И неискушенному зрителю было ясно: эта девушка, будто бы вылепленная из севрского фарфора, являет подлинное savoir vivre, переданное языком классического балета, не требующим перевода. Сцена казалась настоящим райским цветником: столько здесь было лилий, целых гирлянд нежнейших соцветий в декорациях, в руках у юношей-танцоров, а под занавес цветы посыпались из зала. Их целыми корзинами уносили за кулисы, но ворох благоухающих букетов, перевязанных атласными лентами, часто трехцветными - в цвет французского и российского флагов - все рос у ног артистов. Ксения даже устала от выходов на бис и реверансов. Она посылала в зал благодарные поклоны, замечая в толпе полные обожания мужские взгляды.

Очередной розовый букет от неизвестного балерина узнала по рисунку и необыкновенно большим размерам: "Неужели господин "Неизвестный" и в Париж приехал? Ведь это неблизкий путь! И опять же: дорога, отели, рестораны, - богач, наверное…".
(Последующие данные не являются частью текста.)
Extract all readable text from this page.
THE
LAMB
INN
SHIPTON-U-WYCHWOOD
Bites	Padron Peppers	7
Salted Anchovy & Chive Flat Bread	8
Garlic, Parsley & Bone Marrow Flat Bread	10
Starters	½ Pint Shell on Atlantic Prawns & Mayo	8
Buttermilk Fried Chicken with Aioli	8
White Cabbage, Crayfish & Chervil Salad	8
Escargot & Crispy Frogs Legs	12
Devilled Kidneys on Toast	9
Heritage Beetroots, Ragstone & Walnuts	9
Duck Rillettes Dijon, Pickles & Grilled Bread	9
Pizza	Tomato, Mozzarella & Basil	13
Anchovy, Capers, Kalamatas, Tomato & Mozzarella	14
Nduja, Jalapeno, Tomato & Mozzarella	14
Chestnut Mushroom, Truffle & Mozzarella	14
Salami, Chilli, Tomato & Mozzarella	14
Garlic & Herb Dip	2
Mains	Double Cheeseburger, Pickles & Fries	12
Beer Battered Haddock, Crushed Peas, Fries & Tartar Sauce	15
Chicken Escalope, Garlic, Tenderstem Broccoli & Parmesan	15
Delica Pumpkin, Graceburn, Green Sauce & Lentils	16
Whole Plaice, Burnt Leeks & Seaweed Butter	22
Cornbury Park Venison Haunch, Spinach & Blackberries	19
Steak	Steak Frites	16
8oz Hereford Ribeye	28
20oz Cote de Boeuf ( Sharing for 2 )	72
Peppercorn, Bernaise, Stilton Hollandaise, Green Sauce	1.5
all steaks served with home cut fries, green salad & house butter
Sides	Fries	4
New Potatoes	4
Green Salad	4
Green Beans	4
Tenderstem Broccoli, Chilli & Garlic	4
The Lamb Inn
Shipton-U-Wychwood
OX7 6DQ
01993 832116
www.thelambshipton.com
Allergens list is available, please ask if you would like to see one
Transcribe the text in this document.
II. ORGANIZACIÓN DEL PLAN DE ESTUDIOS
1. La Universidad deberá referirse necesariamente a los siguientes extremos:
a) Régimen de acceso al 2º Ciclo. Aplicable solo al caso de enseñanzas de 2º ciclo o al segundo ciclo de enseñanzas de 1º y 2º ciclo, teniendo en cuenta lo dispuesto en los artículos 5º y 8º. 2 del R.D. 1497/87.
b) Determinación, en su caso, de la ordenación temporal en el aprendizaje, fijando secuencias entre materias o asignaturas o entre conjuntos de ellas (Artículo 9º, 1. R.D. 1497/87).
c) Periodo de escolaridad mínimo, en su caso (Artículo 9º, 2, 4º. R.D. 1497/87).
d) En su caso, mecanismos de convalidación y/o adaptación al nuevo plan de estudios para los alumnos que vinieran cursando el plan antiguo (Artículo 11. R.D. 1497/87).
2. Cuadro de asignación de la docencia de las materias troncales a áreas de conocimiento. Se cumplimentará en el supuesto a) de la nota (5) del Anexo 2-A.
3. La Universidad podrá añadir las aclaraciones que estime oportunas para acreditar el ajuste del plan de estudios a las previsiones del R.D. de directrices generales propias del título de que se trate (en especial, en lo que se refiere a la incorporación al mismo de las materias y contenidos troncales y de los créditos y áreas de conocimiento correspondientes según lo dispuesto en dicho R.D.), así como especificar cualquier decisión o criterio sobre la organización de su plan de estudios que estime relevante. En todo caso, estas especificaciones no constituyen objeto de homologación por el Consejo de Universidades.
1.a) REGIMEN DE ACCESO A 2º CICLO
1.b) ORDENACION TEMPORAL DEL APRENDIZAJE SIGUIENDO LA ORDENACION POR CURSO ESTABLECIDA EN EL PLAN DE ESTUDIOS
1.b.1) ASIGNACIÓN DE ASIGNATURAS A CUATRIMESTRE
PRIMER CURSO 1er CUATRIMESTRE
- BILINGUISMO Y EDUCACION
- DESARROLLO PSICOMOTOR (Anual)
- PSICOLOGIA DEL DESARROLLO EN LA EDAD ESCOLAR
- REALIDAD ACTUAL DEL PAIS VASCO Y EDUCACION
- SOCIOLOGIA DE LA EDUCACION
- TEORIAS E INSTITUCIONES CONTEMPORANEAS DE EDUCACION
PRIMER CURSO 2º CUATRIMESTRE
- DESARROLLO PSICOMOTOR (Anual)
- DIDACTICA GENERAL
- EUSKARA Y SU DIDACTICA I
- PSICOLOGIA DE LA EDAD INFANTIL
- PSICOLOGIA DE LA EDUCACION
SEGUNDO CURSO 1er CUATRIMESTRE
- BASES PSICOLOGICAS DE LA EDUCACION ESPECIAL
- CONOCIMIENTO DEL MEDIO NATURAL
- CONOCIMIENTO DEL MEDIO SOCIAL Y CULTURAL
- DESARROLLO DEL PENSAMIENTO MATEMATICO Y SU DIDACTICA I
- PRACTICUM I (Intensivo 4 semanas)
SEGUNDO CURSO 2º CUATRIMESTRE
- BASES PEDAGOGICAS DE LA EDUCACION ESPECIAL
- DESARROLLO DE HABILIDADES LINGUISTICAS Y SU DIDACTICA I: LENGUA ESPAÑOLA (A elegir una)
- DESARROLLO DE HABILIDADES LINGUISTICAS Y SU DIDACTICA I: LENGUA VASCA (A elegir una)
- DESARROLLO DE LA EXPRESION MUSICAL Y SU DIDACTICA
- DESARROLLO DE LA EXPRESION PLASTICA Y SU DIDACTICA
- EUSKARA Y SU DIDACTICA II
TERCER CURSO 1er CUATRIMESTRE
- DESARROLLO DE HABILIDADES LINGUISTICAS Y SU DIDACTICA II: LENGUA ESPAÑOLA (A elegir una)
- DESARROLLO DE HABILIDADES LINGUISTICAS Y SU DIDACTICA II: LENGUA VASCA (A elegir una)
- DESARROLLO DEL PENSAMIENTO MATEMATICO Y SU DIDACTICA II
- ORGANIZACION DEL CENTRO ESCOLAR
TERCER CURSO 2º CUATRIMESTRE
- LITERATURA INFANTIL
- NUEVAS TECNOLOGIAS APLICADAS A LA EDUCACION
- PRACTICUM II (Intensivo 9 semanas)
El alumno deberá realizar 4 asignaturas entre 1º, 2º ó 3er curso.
А по поводу дорогих букетов ей иногда приходила в голову отчаянная благотворительная идея: после очередного спектакля все цветы, пока не завяли, тайком продать каким-нибудь уличным торговцам, чтобы вырученные деньги пожертвовать нуждающимся ближним или просто раздать нищим на паперти. Туг же эта мысль начинала казаться Ксении полубезумной и даже фарисейской, к тому же такой поступок нарушил бы все мыслимые правила артистической этики: как можно торговать воплощенной благодарностью публики за твой талант? Глядя на цветы, она мечтала: "Как было бы хорошо, если бы когда-нибудь создали такой эликсир, чтобы розы не умирали!" И вдохновленная Ксения относила эти живые дары в ближайший храм, наряжая его земной красотой, возводящей людские сердца и умы от дольнего мира к горнему. "Ведь этой красотой любовался и Сам Спаситель, Сам Творец "кринов сельных"! - думалось девушке. - Разве они менее нарядны, чем те, с которыми сравнивал свою возлюбленную премудрый царь Соломон, менее нарядны "цвета полного" и "крина дольного"?"

V

Сегодня был особый день. Сегодня впервые в Париже Ксения должна была исполнить Одетту в "Лебедином озере". За три часа до спектакля она уже была в своей гримерной, расправила головной убор Белого Лебедя, поставила на подобающее место иконочки, в очередной раз разложила все гримерные принадлежности на столике и села перед зеркалом. У нее еще оставалось время подумать о предстоящем спектакле, войти в образ. Внезапно дверь распахнулась, и в гримерку буквально ворвался импресарио. Лицо его было необычайно бледным, веки подергивались, руки тряслись. Он молча осел в ближайшее кресло, закрыл лицо руками и сидел так несколько минут, тянувшихся бесконечно долго. Потом посмотрел на Ксению: в глазах взрослого, солидного мужчины блестели слезы. Опомнившись, импресарио вскочил и пробормотал:

- Простите, Ксения Павловна! - Слова словно застряли у него в горле, он застонал, дикий взгляд забегал по сторонам, будто не зная, на чем остановиться. - Мы пропали. Все пропало! Все, вы понимаете?! Вы, я, весь театр, Петербург, балет, Россия… Мне несдобровать в России: сошлют в глушь, в Сибирь ведь упекут!!

- Да что случилось?! - балерина ничего не понимала.

- Это конец! Это позор… - импресарио Императорского театра забегал по комнате, потом схватил Ксению за руки, сжал их и бешено затряс. - Эта… эта, эта… мерзавка! Она нас бросила!!! Что делать? У меня в Петербурге семья… Через два часа сюда придут люди смотреть "Лебединое озеро", сюда приедет президент Франции! Сам президент! А она, Одиллия, уехала с каким-то французом. Ну что делать, что? Поджечь театр? Вы должны знать, что случилась катастрофа!